Technical information
- ERP: 5,000 watts (15,000 maximum)
- HAAT: 75.3 metres (247 ft)

Links
- Website: 1005freshradio.ca

= CKRU-FM =

Radio station in Peterborough, Ontario

CKRU-FM (100.5 MHz) is a commercial radio station in Peterborough, Ontario, Canada. It broadcasts a contemporary hit radio format. CKRU-FM is owned by Corus Entertainment and is branded as 100.5 Fresh Radio.

==History==
The station signed on the air in 1942. The call sign was CHEX and it was an AM station at 1430 kHz. It is Peterborough's oldest radio station. In 1959, it added a television station, CHEX-TV on Channel 12.

CHEX moved to 980 kHz in 1958. The station was an affiliate of CBC Radio's Dominion Network until 1962. In 1968, an FM station was added at 101.5, which today is CKWF-FM. CHEX became CKRU in 1992. The CHEX call letters remain with Channel 12, which had separate ownership at the time.

===Switch to FM===
On October 11, 2007, CKRU applied to the Canadian Radio-television and Telecommunications Commission (CRTC) to convert to the FM band.

On May 8, 2008, CKRU was given approval to convert to the FM band at 96.7 MHz, however, Pineridge Broadcasting, who owns CKSG-FM and CHUC-FM in Cobourg, had selected the 96.7 FM frequency for a new adult contemporary station (CJWV-FM).
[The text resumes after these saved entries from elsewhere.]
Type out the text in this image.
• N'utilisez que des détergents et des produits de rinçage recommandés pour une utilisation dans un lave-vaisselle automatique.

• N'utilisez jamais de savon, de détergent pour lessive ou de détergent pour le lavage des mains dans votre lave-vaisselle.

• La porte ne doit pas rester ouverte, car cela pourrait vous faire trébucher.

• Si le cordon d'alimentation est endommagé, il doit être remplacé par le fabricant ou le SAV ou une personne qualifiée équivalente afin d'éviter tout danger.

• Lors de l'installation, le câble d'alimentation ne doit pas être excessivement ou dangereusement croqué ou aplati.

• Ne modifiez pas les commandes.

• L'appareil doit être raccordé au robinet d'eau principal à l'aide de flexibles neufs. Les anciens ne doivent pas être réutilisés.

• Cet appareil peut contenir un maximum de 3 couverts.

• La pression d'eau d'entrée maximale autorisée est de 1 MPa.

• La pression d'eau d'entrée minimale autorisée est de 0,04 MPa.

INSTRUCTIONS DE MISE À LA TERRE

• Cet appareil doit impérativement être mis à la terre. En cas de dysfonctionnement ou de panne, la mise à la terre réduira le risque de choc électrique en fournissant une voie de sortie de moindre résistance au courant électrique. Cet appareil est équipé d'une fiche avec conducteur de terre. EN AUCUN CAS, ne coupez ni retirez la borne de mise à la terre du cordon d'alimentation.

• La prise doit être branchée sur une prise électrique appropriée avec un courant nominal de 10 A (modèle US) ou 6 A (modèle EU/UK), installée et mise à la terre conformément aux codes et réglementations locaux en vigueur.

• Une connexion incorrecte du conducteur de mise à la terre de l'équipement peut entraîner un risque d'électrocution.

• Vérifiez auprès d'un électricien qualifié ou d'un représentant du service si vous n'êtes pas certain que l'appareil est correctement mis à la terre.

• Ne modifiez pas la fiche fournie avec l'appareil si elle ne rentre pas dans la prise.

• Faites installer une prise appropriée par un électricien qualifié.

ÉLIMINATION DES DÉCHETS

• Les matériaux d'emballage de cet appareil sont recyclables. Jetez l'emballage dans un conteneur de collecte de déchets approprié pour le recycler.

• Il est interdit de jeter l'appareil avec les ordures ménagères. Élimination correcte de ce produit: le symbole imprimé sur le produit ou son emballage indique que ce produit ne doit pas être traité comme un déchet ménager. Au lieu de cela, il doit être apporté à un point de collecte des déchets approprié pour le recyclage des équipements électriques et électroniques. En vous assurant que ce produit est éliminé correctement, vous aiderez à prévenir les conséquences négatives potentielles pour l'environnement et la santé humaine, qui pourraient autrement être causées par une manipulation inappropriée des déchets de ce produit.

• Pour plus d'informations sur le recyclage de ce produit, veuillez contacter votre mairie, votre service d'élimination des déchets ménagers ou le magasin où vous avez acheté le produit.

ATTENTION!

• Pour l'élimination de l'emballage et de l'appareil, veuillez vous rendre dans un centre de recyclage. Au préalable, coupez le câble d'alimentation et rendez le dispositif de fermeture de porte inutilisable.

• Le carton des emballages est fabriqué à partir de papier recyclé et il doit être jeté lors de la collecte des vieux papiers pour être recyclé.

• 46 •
As a result, CKRU had to then do research to find another FM frequency, and applied to broadcast at 100.5 FM. This application to convert CKRU from 980 AM to 100.5 FM was approved on December 1, 2008. On December 23, 2008, the licensee proposed to change the authorized contours by decreasing the average effective radiated power from 50,000 watts to 7,500 watts.

On June 15, 2009, CKRU launched its new signal on 100.5 FM. The new programming on 100.5 FM was simulcast on the old AM 980 signal until it was shut down on September 28, 2009. CKRU was Peterborough's first and last AM radio station. On October 25, 2010, just over a year after the AM transmitter was turned off, the former AM 980 transmitters were torn down. After moving to FM, the new station became classic hits branded as 100.5 Kruz FM and featured greatest hits of the 1960s, 1970s and 1980s. In later years, the station added 1990s and current music to its playlist.

On August 29, 2014, CKRU flipped from classic hits/oldies to hot adult contemporary and rebranded to Hits 100.5. In February 2015, the station re-branded as 100.5 Fresh Radio, with a contemporary hit radio format.